COVID-19 Global Data Analysis Case Study
Objective:
To analyze global COVID-19 data to identify the most affected countries, mortality patterns, recovery trends, testing efficiency, and risk indicators using Python, PostgreSQL, and interactive dashboards.
Tools Used:
-
Python
-
—Pandas
-
—NumPy
-
—Plotly
SQL
-
Power BI (optional dashboard integration)
Dataset Source:
Global COVID-19 public datasets including:
Total Cases
Total Deaths
Total Recovered
Active Cases
Serious/Critical Cases
Total Tests
Population
Goal
To analyze global COVID-19 case trends, recovery rates, and mortality patterns in order to identify infection waves, regional impact differences, and data-driven public health insights.
Process
-
Cleaned and transformed raw time-series datasets using Python
-
Performed exploratory data analysis (EDA)
-
Built SQL queries to extract country-level trends
-
Developed Power BI dashboards for confirmed, active, recovered, and death cases
-
Visualized growth rates and moving averages
Highlight
Created an interactive dashboard that allowed filtering by country and time period, revealing infection peaks and recovery acceleration phases.
Figure 1. This graph shows how COVID-19 cases grew and changed over several months. Confirmed cases steadily increased, while recoveries also rose as more people got better, and deaths increased at a slower pace. The chart helps visualize how the pandemic evolved over time.
Figure 2. This chart shows how COVID-19 deaths were distributed among the 10 most affected countries. The United States accounts for the largest share, followed by Brazil, with the remaining countries contributing smaller portions. It highlights how a significant percentage of total deaths were concentrated in just a few nations.
Figure 3. This chart shows how COVID-19 cases developed in Switzerland over time. Confirmed cases and recoveries rose sharply in early 2020 before gradually stabilizing, while deaths increased at a slower but steady pace. The trends highlight the rapid initial spread followed by a period of controlled growth.
Summary
The analysis revealed distinct epidemiological waves characterized by exponential acceleration, peak saturation, and gradual normalization phases. Clear regional disparities emerged, with infection velocity and recovery ratios varying significantly across geographies.
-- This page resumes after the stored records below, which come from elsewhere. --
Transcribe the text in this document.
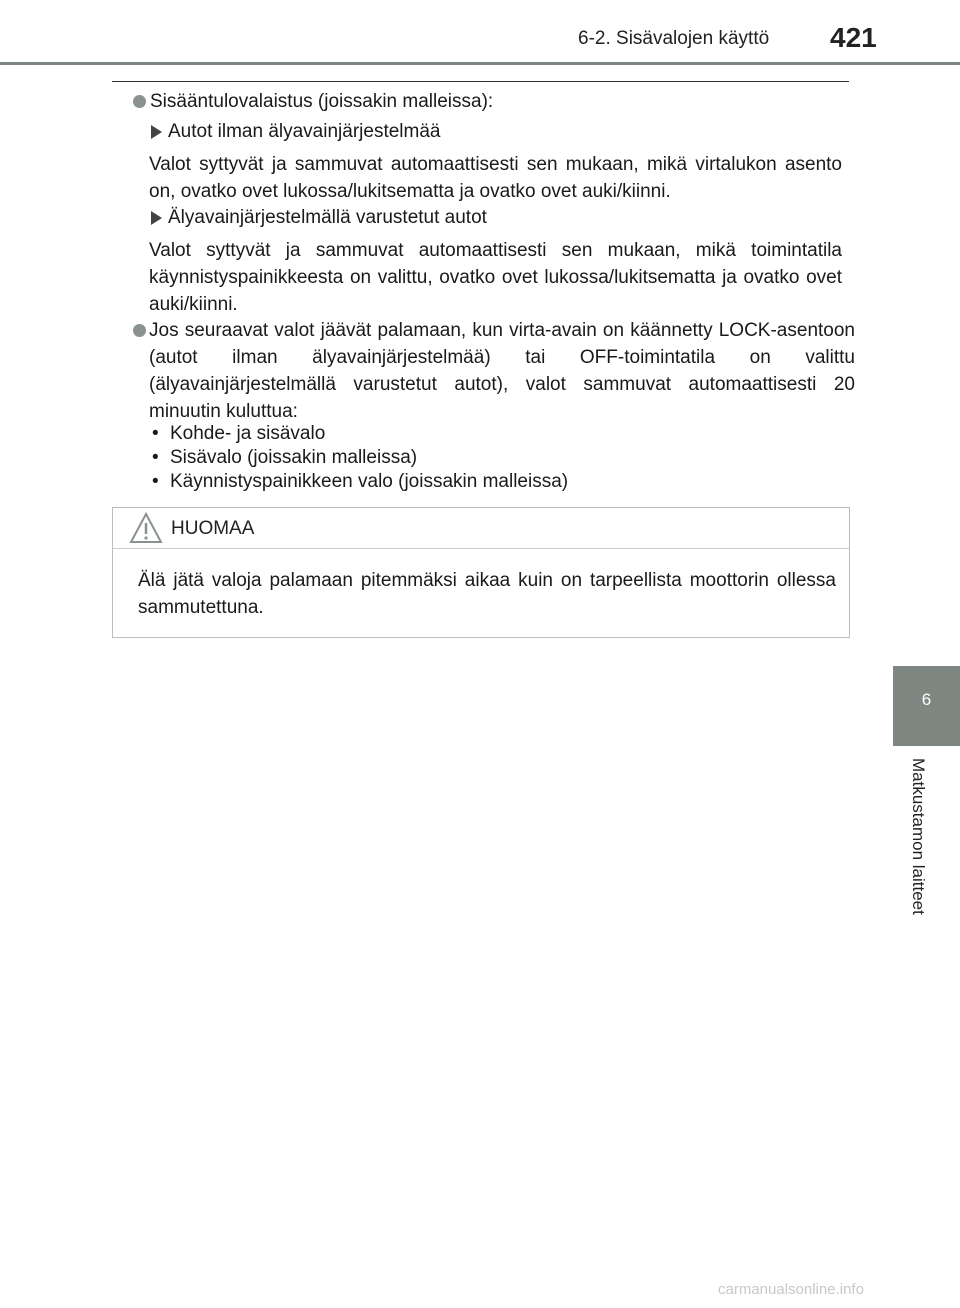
6-2. Sisävalojen käyttö 421
6
Matkustamon laitteet
Sisääntulovalaistus (joissakin malleissa):
Autot ilman älyavainjärjestelmää
Valot syttyvät ja sammuvat automaattisesti sen mukaan, mikä virtalukon asento on, ovatko ovet lukossa/lukitsematta ja ovatko ovet auki/kiinni.
Älyavainjärjestelmällä varustetut autot
Valot syttyvät ja sammuvat automaattisesti sen mukaan, mikä toimintatila käynnistyspainikkeesta on valittu, ovatko ovet lukossa/lukitsematta ja ovatko ovet auki/kiinni.
Jos seuraavat valot jäävät palamaan, kun virta-avain on käännetty LOCK-asentoon (autot ilman älyavainjärjestelmää) tai OFF-toimintatila on valittu (älyavainjärjestelmällä varustetut autot), valot sammuvat automaattisesti 20 minuutin kuluttua:
• Kohde- ja sisävalo
• Sisävalo (joissakin malleissa)
• Käynnistyspainikkeen valo (joissakin malleissa)
HUOMAA
Älä jätä valoja palamaan pitemmäksi aikaa kuin on tarpeellista moottorin ollessa sammutettuna.
carmanualsonline.info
Temporal correlations between case surges, recovery lag, and mortality trends highlighted the dynamic interplay between transmission intensity and healthcare response capacity.
Conclusion & Analysis
The COVID-19 dataset provided a real-world case study in exponential growth dynamics, nonlinear trend behavior, and time-lagged correlations under crisis conditions. By applying time-series modeling, growth-rate analysis, and comparative scaling (linear vs. logarithmic), the project translated raw case counts into interpretable patterns of contagion momentum and structural inflection points.
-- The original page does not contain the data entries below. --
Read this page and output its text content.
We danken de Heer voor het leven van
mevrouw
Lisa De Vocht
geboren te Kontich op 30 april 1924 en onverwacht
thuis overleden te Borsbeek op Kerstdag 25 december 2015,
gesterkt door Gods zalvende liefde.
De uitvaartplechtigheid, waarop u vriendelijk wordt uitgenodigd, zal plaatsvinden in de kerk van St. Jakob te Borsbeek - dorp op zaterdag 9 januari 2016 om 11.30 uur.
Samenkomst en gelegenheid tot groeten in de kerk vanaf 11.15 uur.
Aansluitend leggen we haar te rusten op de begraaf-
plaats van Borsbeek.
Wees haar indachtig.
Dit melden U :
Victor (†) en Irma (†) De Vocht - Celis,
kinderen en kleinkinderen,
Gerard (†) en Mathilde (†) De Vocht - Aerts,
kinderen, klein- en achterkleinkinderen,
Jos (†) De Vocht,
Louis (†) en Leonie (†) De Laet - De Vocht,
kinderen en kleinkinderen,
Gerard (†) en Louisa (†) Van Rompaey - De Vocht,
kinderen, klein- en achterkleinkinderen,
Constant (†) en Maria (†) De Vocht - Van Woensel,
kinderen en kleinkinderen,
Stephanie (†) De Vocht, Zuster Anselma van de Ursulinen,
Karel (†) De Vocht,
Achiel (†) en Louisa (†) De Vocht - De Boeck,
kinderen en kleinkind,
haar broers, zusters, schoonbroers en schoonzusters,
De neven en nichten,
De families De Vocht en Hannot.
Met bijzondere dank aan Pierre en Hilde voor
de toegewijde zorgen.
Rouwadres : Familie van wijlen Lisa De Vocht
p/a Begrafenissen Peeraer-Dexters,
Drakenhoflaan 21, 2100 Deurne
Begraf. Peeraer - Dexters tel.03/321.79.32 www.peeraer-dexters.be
Beyond visualization, the work strengthened my ability to manage high-volume, multi-regional datasets, detect structural breaks, and extract signal from volatility. It reinforced a disciplined analytical workflow — from data cleaning and transformation to trend modeling and strategic interpretation — enabling complex epidemiological data to be converted into decision-oriented insights.